As the story goes, a chef, baker, trainer, designer, entrepreneur, and gardener walked into a bar. What did they create? Birch. Staycations are where it’s at right now. Has Shara found the perfect one at Birch hotel? A Soho Farmhouse meets creative arts festival in 55 acres of nature, just 30 minutes north of London…
Birch Hotel – what to expect
We leave North London, and just 30 minutes, yes, 30 minutes later, find ourselves at the brand new and hotly anticipated Birch. Set in Hertfordshire among 55 acres of land, the urban retreat provides a whole new concept, like nothing you’ve seen before.
It came about when a chef, baker, trainer, designer, entrepreneur, and gardener came together to create what they see as the ultimate city escape. The aesthetic is chic and modern, with a design ethos that focuses on minimising waste. So, design team Red Deer reused and repurposed existing material from the site, parts of which are really old – the mansion house was built in 1763 and is Grade II-listed. Now, the 140 rooms are simple – think no TV – but you won’t miss such ‘luxuries.’ The whole idea is to entice you out of your room, you see, because what really sets the hotel apart are the experiences on offer, and the community nature.
Classes and workshops galore are available at Birch and there’s something for everyone. You could try your hand at pottery, glassblowing, candle making, bee keeping, gong baths, board games or spoon carving. The less active could head to a film screening, while the super active would enjoy the dedicated wellness centre complete with HIIT, breathwork classes, al fresco yoga, a nightclub-style spin studio and more. Visit later this year and the spa will be open, while if you hold off until next year, the heated lido will be.
I tried pottery. At first I was reluctant to commit to something for three hours – it’s truly not my nature to chill – but before I knew it, I was completely relaxed, enjoying what felt almost like a meditative experience with a Margarita on the side. Emma Louise Payne is the teacher and the ceramicist responsible for the more than 1,000 ceramics dotted around the hotel. She is an incredible teacher with so much talent.
I also tried soda bread making. The hour-long class is really interactive – it’s led by Birch’s head baker and pastry chef Sohail Hussain, formerly at The Dorchester. He taught us how to mix, experiment with, twist and of course devour delicious soda breads.
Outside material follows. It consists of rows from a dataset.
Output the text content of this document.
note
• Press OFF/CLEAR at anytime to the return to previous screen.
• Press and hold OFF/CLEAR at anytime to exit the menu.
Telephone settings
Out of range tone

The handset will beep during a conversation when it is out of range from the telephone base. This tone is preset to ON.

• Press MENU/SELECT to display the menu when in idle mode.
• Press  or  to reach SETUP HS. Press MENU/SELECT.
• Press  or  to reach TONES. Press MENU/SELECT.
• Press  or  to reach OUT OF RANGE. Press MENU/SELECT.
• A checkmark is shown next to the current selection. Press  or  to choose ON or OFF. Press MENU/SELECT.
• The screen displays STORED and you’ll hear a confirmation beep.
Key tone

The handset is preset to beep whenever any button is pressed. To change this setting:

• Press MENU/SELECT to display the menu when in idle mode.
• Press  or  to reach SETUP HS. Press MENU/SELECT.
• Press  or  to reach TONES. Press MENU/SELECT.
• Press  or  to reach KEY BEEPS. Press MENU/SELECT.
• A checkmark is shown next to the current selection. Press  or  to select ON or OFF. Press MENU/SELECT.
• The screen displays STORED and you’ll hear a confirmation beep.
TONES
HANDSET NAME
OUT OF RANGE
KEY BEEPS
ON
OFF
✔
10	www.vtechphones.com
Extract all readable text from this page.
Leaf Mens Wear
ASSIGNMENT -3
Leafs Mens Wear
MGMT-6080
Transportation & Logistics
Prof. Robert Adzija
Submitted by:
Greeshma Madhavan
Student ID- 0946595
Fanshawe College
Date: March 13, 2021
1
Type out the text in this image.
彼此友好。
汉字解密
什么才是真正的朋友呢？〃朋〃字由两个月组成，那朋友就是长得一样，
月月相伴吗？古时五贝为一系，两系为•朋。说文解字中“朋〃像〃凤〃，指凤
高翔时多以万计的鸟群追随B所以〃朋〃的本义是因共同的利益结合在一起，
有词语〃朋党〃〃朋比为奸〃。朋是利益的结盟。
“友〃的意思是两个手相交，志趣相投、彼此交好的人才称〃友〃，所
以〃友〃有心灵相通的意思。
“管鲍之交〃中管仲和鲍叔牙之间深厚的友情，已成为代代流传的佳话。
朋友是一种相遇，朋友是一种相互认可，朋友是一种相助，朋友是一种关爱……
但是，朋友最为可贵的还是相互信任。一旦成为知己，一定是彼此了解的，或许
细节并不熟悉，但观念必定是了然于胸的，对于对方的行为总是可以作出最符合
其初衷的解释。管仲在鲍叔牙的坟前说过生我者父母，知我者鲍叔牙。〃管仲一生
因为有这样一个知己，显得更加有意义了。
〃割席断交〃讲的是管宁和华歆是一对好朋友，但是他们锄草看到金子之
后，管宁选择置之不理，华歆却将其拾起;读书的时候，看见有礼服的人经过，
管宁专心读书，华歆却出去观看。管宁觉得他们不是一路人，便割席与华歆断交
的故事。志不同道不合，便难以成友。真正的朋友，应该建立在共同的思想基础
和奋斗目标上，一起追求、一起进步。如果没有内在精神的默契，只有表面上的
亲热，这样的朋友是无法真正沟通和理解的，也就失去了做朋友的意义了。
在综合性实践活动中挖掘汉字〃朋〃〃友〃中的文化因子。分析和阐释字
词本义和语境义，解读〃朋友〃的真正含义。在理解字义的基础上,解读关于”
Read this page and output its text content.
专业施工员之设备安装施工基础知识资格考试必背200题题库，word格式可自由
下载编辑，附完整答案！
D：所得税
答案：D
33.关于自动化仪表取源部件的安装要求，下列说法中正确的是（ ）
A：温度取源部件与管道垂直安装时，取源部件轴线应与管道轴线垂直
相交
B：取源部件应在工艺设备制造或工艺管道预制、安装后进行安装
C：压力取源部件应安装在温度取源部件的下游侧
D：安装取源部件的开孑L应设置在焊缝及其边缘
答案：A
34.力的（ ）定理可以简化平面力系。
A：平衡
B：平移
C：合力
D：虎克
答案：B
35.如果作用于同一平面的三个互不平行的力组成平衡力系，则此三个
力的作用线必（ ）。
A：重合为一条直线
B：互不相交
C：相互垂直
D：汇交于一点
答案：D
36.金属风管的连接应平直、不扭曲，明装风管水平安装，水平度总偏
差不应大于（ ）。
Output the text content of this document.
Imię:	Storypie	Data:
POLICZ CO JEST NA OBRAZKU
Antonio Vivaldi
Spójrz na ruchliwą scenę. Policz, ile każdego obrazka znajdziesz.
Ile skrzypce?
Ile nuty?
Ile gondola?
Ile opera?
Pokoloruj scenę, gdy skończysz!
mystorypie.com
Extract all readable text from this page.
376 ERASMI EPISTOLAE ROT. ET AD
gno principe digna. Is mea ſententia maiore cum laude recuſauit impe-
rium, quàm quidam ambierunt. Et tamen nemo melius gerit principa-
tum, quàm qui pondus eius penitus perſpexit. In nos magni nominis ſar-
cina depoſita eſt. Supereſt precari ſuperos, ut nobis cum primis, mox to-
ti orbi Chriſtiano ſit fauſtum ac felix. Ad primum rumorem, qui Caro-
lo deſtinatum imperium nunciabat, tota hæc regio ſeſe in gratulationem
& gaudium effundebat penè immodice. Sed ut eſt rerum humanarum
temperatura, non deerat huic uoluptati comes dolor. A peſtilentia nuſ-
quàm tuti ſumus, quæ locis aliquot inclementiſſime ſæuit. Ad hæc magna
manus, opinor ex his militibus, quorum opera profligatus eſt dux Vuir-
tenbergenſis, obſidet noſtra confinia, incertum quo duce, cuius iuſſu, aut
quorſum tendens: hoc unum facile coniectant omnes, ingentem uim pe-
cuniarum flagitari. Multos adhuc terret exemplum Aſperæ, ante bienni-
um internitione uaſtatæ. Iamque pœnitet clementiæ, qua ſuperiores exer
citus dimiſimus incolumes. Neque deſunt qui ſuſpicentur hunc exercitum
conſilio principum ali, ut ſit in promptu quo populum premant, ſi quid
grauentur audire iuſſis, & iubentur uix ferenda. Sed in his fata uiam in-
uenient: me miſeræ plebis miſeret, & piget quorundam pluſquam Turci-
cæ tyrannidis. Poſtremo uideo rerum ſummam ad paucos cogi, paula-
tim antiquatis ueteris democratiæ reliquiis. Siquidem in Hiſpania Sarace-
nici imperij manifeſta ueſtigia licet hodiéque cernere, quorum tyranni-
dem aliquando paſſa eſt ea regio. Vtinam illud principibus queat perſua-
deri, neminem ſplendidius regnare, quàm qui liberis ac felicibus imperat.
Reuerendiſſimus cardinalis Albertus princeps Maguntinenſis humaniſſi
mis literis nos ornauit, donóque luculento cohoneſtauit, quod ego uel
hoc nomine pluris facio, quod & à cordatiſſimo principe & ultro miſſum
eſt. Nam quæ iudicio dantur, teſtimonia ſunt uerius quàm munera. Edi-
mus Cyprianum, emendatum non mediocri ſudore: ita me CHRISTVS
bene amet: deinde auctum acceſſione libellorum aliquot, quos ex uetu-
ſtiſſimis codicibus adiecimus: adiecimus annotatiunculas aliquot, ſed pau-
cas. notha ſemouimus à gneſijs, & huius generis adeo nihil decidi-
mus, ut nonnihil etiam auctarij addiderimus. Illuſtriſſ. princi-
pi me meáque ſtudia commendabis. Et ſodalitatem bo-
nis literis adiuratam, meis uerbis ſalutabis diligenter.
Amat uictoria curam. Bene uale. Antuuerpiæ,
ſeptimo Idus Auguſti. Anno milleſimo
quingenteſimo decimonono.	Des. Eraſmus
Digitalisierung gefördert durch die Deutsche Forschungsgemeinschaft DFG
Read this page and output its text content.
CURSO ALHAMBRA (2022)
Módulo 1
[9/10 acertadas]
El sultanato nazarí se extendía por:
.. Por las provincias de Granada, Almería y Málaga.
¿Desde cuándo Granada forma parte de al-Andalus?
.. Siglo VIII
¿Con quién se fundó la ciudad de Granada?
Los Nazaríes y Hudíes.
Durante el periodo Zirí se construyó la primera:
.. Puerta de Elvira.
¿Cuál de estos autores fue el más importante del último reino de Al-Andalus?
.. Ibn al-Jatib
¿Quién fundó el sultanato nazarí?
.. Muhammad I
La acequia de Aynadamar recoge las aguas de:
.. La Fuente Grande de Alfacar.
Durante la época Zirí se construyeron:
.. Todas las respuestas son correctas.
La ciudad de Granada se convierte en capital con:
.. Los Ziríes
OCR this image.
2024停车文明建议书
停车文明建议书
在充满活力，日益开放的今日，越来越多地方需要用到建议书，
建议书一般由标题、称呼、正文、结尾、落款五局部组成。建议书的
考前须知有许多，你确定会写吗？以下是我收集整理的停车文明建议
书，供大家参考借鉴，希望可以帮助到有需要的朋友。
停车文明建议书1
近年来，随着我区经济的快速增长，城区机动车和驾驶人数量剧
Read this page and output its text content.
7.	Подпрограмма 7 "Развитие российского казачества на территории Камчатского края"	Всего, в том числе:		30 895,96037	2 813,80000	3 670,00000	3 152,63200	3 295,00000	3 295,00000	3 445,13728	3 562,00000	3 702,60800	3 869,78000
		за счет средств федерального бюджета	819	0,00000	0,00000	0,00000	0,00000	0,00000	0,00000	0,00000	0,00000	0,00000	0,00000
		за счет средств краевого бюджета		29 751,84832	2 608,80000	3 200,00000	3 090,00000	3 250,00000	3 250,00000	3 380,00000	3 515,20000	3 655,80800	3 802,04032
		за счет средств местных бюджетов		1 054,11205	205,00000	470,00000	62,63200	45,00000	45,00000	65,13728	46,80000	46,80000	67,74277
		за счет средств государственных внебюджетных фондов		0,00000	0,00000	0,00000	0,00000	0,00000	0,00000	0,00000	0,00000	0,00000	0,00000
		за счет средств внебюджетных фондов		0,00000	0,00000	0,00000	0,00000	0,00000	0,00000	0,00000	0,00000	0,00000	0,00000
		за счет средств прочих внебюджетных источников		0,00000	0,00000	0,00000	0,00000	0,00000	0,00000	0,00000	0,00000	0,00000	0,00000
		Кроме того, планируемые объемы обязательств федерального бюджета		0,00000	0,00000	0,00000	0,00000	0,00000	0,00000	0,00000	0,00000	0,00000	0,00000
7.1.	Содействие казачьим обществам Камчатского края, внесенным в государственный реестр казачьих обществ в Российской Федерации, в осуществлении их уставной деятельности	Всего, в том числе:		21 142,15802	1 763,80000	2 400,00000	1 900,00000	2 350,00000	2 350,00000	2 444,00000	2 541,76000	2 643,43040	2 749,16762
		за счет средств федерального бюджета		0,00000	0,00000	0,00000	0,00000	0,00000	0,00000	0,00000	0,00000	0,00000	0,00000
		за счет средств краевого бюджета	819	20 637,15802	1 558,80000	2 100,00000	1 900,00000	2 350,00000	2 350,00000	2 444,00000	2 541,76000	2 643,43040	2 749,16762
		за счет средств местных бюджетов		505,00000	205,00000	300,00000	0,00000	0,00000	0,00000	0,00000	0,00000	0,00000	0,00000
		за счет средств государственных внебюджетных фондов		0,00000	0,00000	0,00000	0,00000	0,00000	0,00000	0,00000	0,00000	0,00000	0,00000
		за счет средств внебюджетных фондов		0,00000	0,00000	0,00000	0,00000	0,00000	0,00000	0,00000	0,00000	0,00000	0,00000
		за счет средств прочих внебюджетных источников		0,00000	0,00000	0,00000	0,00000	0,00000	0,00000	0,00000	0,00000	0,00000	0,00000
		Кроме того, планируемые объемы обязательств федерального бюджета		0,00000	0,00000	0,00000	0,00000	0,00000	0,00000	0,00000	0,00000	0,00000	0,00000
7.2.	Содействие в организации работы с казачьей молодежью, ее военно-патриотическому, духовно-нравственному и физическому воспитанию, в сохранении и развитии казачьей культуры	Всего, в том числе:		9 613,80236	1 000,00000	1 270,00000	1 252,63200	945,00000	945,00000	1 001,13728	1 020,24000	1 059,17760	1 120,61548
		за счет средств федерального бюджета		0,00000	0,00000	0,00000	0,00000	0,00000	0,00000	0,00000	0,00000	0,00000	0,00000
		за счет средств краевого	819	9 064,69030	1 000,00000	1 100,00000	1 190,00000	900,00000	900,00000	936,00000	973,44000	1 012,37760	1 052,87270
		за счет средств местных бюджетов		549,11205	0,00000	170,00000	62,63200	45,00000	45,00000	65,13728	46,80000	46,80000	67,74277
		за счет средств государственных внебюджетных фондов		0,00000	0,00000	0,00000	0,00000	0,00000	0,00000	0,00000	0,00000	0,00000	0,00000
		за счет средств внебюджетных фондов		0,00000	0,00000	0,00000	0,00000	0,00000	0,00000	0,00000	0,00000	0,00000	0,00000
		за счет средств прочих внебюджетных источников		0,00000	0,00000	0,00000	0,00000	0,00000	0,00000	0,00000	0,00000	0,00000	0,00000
It’s both a delightful and delicious start to the weekend.
Birch is a community vibe in the truest sense of the world. While there are Soho Farmhouse-esque touches, here it feels more like a festival. There is a working farm and lots of collaborations. No one is immersed in their laptops. Instead of taking selfies, people chat to each other. It would be the perfect place to holiday solo. The idea of Birch is that it’s a members club anyone can join – there is no committee. You then get access to all the cultural events, you can plant a tree in the grounds, use the 20 event spaces, and more. It’s like nothing I’ve ever experienced.
Food and drink is an utter highlight at Birch. The Zebra Riding Club, set up by Robin Gill is the main restaurant, where food is hearty and farm-to-table, with seasonal, locally sourced dishes. Don’t miss a grounds and garden tour with farmer Tom Murphew to see where and how much of your food is grown. Also head to The Frick, an excellent bar where the Primitivo is £5 per glass and superb. The Garden Sour and Margarita cocktails are also excellent. There are natural wines on tap, which change regularly to showcase wines from small independent family growers. In time, Birch will create its own wine blend.
The second restaurant, Valerie’s, is named after the estate’s 1920s socialite owner Lady Valerie. Casual and relaxed, there is a wood-fired oven, Georgian features and delicious meats and fish. You can also order up a BBQ or picnic to be enjoyed anywhere in the grounds.
Breakfast is a highlight, making the most of the onsite bakery. Try fresh croissants and pain au chocolat, cheese and marmite buns and Bircher muesli.
This is more of a do-everything-space than a hotel – it’s the new way to holiday. You won’t be bored, or lonely, and you will utterly recharge, no matter how you choose to use Birch hotel. This weary Londoner will be back.